Read more about locked posts here.


Open up a terminal.

$ mysql -u root --host= -p<yourpassword>
Welcome to the MySQL monitor.  Commands end with ; or \g.
Your MySQL connection id is 521
Server version: 5.1.38yes-debug yes

Type 'help;' or '\h' for help. Type '\c' to clear the current input statement.

mysql> CREATE USER 'root'@'localhost' IDENTIFIED BY "<yourpassword>";
Query OK, 0 rows affected (0.22 sec)

mysql> GRANT ALL PRIVILEGES ON *.* TO 'root'@'localhost;
Query OK, 0 rows affected (0.08 sec)

This should fix your problem ;).


mysql treats % and localhost differently. You need grant all privileges to 'root'@'localhost' as well.


On your server run mysql from command line:

mysql -u root -p -h localhost -P 3306

Then run this command in mysql shell:

>use mysql
>GRANT ALL ON *.* to root@'%' IDENTIFIED BY 'pass';

Have a nice time.

  • One sure fire way to bring yourself to the attention of the system is to post identical answers to questions - please don't.

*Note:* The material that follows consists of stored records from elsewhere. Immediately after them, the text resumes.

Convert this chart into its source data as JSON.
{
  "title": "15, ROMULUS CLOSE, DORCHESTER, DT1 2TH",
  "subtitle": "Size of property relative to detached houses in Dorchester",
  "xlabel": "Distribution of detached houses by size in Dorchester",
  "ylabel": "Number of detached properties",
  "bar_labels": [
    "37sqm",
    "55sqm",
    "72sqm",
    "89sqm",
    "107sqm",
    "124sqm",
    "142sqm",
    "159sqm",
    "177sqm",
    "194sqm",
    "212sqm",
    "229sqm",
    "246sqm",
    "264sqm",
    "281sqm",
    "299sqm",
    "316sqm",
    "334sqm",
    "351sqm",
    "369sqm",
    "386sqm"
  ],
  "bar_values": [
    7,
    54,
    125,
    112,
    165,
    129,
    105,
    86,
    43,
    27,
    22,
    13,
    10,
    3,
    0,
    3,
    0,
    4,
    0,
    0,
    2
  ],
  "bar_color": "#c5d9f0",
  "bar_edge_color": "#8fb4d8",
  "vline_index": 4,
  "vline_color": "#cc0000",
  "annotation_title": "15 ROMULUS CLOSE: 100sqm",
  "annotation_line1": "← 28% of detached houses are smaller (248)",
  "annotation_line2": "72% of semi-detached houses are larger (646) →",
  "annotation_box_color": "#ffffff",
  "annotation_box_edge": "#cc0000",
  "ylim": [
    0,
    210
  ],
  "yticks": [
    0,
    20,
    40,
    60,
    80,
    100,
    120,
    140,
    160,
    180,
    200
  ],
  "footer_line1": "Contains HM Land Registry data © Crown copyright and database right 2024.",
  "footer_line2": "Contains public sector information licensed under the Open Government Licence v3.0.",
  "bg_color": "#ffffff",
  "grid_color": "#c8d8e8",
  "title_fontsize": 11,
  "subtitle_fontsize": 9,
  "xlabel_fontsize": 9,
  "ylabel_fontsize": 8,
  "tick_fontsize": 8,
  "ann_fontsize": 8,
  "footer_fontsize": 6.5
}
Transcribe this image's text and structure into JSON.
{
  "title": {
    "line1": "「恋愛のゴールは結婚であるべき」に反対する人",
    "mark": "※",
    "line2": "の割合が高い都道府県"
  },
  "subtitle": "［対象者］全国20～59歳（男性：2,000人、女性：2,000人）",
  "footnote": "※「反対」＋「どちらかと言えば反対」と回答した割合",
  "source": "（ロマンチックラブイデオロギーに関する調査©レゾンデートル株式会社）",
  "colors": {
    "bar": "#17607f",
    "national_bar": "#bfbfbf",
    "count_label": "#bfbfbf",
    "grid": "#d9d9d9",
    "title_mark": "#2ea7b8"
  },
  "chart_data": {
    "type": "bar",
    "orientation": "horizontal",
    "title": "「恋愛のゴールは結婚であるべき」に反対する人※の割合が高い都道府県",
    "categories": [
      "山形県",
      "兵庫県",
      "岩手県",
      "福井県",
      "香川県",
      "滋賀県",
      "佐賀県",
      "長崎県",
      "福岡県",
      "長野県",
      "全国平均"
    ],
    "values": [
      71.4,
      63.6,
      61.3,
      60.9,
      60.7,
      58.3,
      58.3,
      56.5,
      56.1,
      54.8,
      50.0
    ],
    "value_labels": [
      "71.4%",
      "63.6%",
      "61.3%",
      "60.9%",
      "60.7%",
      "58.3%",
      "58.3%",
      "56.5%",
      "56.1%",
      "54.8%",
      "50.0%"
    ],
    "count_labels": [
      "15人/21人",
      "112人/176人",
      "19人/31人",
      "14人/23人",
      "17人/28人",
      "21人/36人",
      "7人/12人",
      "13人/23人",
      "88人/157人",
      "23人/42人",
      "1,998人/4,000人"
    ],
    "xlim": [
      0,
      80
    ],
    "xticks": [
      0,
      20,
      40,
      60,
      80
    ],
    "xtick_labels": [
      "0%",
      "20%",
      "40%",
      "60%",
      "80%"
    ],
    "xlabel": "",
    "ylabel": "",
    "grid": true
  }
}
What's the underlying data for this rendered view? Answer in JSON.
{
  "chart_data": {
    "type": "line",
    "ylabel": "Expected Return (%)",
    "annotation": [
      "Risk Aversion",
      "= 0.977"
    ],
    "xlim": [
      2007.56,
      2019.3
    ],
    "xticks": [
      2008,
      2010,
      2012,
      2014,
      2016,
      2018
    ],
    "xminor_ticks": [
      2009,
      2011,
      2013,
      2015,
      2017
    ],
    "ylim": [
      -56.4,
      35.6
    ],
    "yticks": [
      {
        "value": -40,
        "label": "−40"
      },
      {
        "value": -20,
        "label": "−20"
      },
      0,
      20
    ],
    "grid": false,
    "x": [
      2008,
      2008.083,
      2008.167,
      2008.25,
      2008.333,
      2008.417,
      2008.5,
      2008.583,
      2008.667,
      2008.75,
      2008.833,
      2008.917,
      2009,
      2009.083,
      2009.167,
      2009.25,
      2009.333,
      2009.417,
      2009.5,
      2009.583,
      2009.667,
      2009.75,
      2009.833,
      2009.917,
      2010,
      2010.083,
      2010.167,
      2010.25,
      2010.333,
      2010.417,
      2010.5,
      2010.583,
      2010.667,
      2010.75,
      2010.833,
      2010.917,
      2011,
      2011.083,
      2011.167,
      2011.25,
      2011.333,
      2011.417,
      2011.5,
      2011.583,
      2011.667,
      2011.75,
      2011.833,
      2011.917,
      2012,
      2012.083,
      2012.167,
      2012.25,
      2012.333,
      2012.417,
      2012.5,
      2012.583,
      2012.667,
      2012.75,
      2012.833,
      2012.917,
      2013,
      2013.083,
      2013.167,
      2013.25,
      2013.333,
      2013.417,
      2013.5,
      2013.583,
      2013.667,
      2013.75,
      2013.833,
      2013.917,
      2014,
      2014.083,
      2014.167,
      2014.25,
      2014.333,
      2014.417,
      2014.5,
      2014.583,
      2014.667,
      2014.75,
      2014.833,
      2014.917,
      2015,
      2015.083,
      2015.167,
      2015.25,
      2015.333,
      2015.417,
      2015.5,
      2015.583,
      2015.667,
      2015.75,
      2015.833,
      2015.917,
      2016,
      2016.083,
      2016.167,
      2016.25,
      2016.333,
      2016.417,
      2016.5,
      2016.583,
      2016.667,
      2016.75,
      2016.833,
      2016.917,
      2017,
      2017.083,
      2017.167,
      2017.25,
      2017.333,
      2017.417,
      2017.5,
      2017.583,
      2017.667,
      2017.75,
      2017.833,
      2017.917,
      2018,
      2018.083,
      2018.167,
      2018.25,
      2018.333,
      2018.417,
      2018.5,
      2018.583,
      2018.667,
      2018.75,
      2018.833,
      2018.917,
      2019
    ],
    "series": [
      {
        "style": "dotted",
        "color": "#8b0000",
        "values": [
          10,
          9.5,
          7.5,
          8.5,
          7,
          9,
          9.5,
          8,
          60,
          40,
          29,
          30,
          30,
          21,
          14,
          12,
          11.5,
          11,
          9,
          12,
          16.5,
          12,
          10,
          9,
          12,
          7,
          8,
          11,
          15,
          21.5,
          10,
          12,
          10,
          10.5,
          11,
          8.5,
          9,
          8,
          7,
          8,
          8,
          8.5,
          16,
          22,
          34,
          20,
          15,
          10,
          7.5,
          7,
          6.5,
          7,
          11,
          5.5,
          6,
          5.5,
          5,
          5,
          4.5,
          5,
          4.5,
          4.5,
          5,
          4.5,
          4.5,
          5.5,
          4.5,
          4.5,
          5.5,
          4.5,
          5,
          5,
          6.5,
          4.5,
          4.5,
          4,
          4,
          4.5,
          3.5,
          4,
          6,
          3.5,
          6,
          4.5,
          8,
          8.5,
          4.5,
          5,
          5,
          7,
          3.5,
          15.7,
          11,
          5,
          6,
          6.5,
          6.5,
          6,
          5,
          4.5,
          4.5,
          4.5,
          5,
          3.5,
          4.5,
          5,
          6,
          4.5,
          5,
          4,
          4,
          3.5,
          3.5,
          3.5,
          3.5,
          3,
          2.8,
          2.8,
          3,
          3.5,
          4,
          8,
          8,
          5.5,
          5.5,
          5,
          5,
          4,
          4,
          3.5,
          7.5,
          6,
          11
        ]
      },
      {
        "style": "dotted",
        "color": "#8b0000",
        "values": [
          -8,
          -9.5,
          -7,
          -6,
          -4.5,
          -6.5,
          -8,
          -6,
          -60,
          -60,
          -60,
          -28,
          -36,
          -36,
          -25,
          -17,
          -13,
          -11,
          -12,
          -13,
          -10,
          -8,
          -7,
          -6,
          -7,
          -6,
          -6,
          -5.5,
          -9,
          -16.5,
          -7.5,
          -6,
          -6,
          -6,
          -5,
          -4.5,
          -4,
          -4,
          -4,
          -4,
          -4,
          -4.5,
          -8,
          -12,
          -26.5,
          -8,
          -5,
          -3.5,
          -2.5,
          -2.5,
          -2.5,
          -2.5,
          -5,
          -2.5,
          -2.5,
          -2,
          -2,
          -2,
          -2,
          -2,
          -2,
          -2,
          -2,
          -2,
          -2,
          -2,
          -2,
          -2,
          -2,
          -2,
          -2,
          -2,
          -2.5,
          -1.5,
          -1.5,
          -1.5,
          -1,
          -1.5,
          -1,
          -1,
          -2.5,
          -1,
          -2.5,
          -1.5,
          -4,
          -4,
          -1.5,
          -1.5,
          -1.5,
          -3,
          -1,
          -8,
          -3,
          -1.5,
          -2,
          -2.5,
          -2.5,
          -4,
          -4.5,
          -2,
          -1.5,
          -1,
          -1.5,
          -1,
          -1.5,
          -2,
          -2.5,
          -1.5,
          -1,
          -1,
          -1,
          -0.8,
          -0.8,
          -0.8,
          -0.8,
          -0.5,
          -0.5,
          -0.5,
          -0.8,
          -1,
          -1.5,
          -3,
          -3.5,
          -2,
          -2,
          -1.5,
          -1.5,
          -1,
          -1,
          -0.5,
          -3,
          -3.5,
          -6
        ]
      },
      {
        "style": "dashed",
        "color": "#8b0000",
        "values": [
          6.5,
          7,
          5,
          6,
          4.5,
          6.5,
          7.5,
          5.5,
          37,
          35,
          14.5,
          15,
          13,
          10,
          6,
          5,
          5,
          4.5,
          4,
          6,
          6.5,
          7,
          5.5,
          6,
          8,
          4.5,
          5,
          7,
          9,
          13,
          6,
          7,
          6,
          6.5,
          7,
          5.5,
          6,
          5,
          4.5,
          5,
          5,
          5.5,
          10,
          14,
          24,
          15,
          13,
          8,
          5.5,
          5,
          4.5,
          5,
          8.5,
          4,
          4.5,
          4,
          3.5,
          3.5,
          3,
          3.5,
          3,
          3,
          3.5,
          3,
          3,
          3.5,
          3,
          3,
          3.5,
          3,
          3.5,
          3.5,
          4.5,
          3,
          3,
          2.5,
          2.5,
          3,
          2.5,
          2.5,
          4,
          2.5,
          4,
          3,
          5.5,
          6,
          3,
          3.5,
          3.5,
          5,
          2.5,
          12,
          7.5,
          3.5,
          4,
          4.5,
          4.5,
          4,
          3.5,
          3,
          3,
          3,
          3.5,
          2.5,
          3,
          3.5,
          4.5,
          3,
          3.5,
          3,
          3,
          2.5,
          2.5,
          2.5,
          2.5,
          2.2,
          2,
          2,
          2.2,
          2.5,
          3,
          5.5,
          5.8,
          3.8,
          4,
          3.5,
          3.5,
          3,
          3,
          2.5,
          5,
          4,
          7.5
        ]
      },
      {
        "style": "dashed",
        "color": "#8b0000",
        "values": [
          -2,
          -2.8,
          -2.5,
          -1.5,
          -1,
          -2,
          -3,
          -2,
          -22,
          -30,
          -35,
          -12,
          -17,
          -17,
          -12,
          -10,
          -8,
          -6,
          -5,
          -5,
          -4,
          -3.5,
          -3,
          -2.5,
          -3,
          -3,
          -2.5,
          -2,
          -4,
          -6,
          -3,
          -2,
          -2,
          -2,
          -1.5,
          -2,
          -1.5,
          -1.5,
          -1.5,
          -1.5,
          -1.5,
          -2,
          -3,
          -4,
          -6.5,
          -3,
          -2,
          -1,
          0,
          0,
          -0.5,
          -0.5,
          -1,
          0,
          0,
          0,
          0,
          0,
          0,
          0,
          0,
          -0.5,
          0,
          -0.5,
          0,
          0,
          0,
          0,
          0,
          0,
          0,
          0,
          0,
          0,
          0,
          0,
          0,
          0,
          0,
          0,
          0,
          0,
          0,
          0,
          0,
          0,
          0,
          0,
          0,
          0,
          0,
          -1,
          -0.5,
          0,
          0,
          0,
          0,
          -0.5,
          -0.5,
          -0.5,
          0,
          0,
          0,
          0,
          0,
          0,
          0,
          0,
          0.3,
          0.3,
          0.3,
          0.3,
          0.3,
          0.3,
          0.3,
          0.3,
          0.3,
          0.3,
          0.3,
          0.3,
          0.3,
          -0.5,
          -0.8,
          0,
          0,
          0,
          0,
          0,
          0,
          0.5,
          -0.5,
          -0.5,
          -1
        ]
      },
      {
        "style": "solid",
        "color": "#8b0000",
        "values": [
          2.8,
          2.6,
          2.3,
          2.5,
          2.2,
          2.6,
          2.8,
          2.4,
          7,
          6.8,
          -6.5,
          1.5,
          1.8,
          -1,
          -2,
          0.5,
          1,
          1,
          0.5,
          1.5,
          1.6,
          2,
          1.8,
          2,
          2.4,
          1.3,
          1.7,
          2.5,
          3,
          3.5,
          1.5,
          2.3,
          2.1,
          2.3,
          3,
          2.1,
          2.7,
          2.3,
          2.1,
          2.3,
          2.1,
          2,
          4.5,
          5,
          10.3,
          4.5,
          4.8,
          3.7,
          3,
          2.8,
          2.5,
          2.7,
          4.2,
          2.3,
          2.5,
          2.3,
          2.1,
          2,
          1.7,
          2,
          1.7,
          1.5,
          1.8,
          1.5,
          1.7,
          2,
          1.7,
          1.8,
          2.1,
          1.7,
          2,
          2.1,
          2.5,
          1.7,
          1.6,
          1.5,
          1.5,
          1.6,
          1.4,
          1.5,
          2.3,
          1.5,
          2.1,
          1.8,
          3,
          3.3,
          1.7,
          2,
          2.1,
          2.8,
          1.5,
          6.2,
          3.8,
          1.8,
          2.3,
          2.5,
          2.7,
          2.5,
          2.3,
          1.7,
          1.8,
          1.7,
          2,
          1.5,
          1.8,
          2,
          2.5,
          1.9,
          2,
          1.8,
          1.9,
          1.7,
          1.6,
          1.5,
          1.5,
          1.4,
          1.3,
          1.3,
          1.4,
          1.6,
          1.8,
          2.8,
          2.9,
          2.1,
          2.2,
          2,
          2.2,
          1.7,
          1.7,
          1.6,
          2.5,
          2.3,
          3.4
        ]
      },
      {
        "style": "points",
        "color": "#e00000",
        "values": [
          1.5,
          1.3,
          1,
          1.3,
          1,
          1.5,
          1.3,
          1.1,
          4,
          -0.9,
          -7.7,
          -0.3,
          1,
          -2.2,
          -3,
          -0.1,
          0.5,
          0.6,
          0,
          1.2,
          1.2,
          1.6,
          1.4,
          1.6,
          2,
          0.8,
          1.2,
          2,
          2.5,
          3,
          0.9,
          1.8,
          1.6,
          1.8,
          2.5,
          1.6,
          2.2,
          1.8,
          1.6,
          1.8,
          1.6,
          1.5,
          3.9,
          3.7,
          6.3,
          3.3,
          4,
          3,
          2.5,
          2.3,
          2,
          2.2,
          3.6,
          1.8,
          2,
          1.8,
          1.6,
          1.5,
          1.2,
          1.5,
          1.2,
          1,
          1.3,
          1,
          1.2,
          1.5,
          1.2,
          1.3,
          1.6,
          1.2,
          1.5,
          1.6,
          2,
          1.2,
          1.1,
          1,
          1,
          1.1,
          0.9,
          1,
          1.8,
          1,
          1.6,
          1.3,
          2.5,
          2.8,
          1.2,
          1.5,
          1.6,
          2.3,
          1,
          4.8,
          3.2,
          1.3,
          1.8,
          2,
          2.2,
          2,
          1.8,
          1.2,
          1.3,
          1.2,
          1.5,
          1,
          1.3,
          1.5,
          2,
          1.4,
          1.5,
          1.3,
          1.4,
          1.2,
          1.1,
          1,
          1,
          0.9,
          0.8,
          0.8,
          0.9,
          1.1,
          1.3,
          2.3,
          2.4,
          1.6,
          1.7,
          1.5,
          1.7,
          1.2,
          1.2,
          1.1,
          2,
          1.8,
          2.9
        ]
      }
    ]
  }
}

Also from a security point of view allowing root to access from anywhere isn't great either. – Iain Dec 18 '12 at 9:16

Combine dlo's answer with Darren Chamberlain's. The reason for this is that the special meaning that 'localhost' has in MySQL is that it signifies to use the local unix socket (mysql.sock) vs the TCP socket. This is why specifying as the host will get you in so that you can fix the situation; it signifies to the MySQL client to use the TCP socket.